Вновь Гитлер принял Рундштедта и Роммеля только 29 июня, через неделю после того, как русские начали наступление на всех фронтах. Отклонив предложение генералов о перемирии, Гитлер прочел им целую лекцию о своем чудесном оружии. Первого июля он заменил Рундштедта на Клюге. Роммель, оставшись в одиночестве, направил Гитлеру письмо, в котором открыто говорил о том, что поражение во Франции теперь неизбежно. Письмо было датировано 15 июля, а два дня спустя Роммель был серьезно ранен, когда самолет союзников обстрелял его штабную машину.
Ситуация на обоих фронтах день ото дня становилась все хуже.
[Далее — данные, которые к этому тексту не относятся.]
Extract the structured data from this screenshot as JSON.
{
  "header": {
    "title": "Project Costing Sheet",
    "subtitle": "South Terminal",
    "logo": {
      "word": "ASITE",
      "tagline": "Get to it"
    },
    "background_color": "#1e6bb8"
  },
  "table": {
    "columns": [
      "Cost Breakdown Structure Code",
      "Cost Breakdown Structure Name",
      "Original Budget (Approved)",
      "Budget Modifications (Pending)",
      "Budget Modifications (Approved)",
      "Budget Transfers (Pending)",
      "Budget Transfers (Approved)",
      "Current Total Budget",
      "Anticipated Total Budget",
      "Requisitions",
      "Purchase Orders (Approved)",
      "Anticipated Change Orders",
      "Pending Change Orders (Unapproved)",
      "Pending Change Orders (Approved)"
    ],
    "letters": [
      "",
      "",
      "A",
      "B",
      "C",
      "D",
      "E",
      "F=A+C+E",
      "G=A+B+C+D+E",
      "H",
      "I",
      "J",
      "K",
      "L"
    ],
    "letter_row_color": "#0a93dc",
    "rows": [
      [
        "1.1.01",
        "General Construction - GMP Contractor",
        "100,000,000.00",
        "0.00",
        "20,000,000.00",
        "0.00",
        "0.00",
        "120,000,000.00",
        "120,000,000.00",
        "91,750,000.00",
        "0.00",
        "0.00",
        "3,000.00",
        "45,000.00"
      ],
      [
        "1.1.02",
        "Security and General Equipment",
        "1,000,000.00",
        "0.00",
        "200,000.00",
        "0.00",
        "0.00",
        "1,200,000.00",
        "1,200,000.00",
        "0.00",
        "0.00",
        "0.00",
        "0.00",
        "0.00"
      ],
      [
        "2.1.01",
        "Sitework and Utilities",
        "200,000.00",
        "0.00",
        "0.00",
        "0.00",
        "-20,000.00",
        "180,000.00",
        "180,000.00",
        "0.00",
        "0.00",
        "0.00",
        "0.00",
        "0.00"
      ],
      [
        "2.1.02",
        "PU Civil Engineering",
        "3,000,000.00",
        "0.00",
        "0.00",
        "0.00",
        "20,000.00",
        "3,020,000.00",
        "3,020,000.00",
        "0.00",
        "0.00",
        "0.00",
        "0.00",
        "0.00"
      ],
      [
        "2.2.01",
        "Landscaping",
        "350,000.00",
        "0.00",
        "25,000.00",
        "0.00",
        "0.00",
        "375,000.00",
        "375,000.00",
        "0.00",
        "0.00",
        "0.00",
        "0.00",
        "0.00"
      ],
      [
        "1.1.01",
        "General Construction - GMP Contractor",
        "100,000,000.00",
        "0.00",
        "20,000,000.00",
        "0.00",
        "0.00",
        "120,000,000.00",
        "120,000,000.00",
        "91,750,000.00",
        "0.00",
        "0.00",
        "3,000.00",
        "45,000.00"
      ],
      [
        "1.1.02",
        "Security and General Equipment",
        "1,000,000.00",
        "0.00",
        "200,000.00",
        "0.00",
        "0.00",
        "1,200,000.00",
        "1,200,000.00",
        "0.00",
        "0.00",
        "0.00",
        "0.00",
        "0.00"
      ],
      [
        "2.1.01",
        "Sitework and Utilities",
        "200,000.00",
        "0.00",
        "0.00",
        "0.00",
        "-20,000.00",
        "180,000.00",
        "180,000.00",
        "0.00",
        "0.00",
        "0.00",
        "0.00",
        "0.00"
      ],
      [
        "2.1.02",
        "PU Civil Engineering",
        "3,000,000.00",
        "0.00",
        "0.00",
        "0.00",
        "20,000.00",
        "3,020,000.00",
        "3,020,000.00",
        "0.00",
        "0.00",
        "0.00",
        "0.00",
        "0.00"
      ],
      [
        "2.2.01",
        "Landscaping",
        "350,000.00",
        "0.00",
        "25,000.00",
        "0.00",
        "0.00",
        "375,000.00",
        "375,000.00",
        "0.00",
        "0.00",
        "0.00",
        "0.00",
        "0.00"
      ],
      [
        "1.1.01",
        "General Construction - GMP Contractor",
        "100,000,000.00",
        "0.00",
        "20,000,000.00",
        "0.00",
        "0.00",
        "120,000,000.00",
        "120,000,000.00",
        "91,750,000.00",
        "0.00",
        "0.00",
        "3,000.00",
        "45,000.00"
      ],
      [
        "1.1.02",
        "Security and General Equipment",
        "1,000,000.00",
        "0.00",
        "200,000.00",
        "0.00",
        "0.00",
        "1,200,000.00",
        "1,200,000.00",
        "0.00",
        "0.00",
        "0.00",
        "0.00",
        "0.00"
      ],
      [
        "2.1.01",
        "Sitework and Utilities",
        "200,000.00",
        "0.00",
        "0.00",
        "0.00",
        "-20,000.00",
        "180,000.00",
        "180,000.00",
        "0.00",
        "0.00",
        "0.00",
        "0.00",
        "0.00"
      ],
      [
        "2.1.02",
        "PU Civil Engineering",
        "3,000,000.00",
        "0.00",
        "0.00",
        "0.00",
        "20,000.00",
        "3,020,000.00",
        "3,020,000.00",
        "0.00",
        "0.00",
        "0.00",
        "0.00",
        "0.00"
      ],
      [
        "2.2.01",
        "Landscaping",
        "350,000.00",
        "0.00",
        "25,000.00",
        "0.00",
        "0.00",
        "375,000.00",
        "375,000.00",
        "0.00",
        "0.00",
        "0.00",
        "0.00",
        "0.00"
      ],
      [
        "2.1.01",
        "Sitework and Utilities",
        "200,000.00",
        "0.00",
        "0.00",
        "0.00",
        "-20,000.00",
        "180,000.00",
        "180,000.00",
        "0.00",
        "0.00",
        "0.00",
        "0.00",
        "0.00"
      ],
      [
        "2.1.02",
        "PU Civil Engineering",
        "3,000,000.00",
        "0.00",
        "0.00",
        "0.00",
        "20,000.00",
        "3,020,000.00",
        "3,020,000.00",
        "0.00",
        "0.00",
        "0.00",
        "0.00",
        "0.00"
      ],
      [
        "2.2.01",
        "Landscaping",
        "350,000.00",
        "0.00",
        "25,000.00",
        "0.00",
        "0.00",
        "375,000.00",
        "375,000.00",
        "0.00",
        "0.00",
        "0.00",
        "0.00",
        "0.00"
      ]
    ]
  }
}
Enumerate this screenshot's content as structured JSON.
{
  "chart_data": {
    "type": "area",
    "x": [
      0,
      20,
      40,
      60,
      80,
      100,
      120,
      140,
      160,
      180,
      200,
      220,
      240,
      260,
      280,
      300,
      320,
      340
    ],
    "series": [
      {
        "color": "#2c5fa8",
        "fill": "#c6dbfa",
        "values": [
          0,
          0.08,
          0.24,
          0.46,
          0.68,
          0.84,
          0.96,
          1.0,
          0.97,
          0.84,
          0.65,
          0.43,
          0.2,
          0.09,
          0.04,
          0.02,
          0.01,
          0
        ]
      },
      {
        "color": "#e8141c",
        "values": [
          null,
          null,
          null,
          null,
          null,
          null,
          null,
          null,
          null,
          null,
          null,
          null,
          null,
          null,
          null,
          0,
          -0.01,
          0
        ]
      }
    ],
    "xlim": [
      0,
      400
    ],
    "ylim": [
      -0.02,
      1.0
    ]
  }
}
В начале июля русские заняли Польшу и приближались теперь к границам Восточной Пруссии. Гиммлер тем не менее по-прежнему оставался на юге, возле Гитлера, ожидая решения фюрера. Гитлер размышлял до 14 июля. Затем он перенес свой штаб в «Волчье логово», находившееся в Растенбурге в Восточной Пруссии. Гиммлер последовал за ним, но на первой штабной конференции, созванной 15 июля, не присутствовал, так как Гитлер поручил ему сформировать пятнадцать новых дивизий СС для отправки на восточный фронт, где потери были особенно большими. Через пять дней, 20 июля, Гиммлер был назначен командующим Резервной армией, сменив на этом посту генерала Фромма. В этот же день, 20 июля, группа старших офицеров Резервной армии произвела попытку государственного переворота, совершив покушение на Гитлера во время дневного совещания1.
Начальник штаба генерала Фромма полковник фон Штауффенберг подложил бомбу с часовым механизмом под стол для заседаний в том месте, где сидел Гитлер. В 12.42 – через десять минут после того, как Штауффенберг разбил капсулу с кислотой, которая должна была разъесть идущий к запалу провод, бомба взорвалась. Но один из офицеров случайно передвинул контейнер с бомбой на другое место, и взрыв не причинил Гитлеру вреда. В это время Штауффенберг как раз проходил через первый пропускной пункт в Растенбурге, направляясь к самолету, который должен был перенести его в Берлин – к другим заговорщикам, ожидавшим его в штабе Резервной армии на Бендлерштрассе. Штауффенберг был уверен, что Гитлер мертв.